Please write some good tests! & good job so far.

msavin · June 28, 2018, 10:44am

Try it out - its being downloaded actively and only one minor bug so far

Tests are for amateurs I’m kidding, but I don’t know the first thing about them.

I’m still considering several changes to the package (mainly around creating a collection for each job instead of keeping them in one collection - I suspect it would have long-term performance benefits). Maybe once that’s over someone can help with the testing strategy.

vuhrmeister · June 29, 2018, 6:33pm

Great work, thx. I’m already using it a while, also in production. So far it does it job.

Did you ever thought about using Redis instead of MongoDB?

arggh · July 1, 2018, 8:31am

This package is very well named

msavin · July 6, 2018, 11:32am

I have but it didn’t seem that appealing. Redis persistence and reliability is not that great, and MongoDB just provides a lot more out of the box for that and other things.

In the future, if the package were really optimized, we could query for jobs ahead of time, and keep them an in-memory cache on the server. This can get interesting with Change Streams as well - if a job is canceled on the last minute, the server can be notified.

If performance is really needed, MongoDB also has a memory-based storage engine that can be used.

However, I’m no expert here, and I’m open to being persuaded otherwise.
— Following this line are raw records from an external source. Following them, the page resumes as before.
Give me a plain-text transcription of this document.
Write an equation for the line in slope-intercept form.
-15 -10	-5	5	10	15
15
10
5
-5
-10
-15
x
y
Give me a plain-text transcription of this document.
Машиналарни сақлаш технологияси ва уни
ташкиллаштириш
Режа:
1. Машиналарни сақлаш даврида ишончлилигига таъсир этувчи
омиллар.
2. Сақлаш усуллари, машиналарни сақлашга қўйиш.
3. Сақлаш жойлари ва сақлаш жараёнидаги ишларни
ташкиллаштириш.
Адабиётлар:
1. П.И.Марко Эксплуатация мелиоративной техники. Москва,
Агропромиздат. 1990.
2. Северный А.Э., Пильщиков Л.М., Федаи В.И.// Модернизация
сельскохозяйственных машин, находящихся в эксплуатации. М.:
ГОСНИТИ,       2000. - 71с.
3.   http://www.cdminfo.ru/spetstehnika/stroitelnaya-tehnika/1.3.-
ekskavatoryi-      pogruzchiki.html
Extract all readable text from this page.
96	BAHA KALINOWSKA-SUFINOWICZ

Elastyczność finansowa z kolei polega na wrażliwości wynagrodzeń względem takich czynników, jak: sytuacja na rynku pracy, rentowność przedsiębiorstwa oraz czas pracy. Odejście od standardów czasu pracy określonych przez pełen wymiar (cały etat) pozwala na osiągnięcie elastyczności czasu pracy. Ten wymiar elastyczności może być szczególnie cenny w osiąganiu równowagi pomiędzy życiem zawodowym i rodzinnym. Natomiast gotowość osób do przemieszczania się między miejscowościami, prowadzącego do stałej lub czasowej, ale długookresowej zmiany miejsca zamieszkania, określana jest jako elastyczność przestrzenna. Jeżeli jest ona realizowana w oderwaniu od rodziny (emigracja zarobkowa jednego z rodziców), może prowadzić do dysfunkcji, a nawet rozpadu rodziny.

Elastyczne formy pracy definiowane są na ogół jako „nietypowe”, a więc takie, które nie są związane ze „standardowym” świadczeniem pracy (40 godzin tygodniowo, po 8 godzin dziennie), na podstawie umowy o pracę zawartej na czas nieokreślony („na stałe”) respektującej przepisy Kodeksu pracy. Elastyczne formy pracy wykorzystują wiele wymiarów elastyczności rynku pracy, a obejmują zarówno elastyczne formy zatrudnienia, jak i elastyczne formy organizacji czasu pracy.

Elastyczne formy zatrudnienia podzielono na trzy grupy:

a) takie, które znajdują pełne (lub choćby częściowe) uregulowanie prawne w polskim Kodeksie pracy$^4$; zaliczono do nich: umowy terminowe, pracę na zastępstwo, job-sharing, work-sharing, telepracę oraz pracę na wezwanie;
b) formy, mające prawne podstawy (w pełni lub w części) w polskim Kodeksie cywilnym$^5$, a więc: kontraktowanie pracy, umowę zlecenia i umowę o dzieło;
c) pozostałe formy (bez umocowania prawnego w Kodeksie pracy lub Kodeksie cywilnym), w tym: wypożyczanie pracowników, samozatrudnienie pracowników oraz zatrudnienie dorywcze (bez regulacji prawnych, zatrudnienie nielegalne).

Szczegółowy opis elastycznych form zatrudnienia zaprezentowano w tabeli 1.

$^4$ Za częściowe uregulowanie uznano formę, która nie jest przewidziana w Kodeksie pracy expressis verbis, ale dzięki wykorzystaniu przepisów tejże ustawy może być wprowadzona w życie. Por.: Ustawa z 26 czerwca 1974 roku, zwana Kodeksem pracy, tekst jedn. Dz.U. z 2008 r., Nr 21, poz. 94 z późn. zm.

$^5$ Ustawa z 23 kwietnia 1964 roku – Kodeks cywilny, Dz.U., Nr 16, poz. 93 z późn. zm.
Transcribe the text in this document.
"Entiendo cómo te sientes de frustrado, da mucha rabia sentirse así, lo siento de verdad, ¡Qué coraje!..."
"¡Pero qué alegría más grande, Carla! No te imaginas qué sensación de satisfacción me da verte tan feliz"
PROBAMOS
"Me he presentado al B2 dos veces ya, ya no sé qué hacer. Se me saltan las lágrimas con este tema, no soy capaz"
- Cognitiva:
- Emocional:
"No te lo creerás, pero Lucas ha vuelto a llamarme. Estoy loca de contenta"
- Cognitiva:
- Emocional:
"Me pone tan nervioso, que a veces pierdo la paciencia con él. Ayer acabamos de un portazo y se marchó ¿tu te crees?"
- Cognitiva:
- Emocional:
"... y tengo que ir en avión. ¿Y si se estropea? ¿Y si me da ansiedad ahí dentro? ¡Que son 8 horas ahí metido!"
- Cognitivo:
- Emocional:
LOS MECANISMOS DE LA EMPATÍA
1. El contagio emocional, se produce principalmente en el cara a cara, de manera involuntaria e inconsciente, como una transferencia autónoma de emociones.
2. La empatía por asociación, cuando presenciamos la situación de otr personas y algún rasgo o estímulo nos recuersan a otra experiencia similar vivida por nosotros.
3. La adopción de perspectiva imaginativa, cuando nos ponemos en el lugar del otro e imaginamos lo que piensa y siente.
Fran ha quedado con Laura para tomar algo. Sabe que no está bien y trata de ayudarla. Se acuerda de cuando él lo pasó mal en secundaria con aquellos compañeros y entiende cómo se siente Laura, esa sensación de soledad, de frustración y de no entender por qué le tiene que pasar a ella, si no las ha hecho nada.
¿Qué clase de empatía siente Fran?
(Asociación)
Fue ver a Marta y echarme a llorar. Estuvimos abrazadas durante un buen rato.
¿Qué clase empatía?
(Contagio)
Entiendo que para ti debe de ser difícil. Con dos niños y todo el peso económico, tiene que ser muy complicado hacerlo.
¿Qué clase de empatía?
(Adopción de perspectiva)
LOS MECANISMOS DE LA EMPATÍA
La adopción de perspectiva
msavin · January 13, 2019, 3:04pm

Quick update for the v3.1 release:

the internal process which controls which server is active, has been optimized for performance and now automatically purges internal data
new configuration options, most importantly, autoRetry for failed jobs, which is on by default
support for singular jobs, which means the job is only added if there is no pending or failed job with the same arguments
support for unique jobs, which means the job is only added if there is no job with the same arguments

I’m now using the package for hndetox.com, and its working as expected.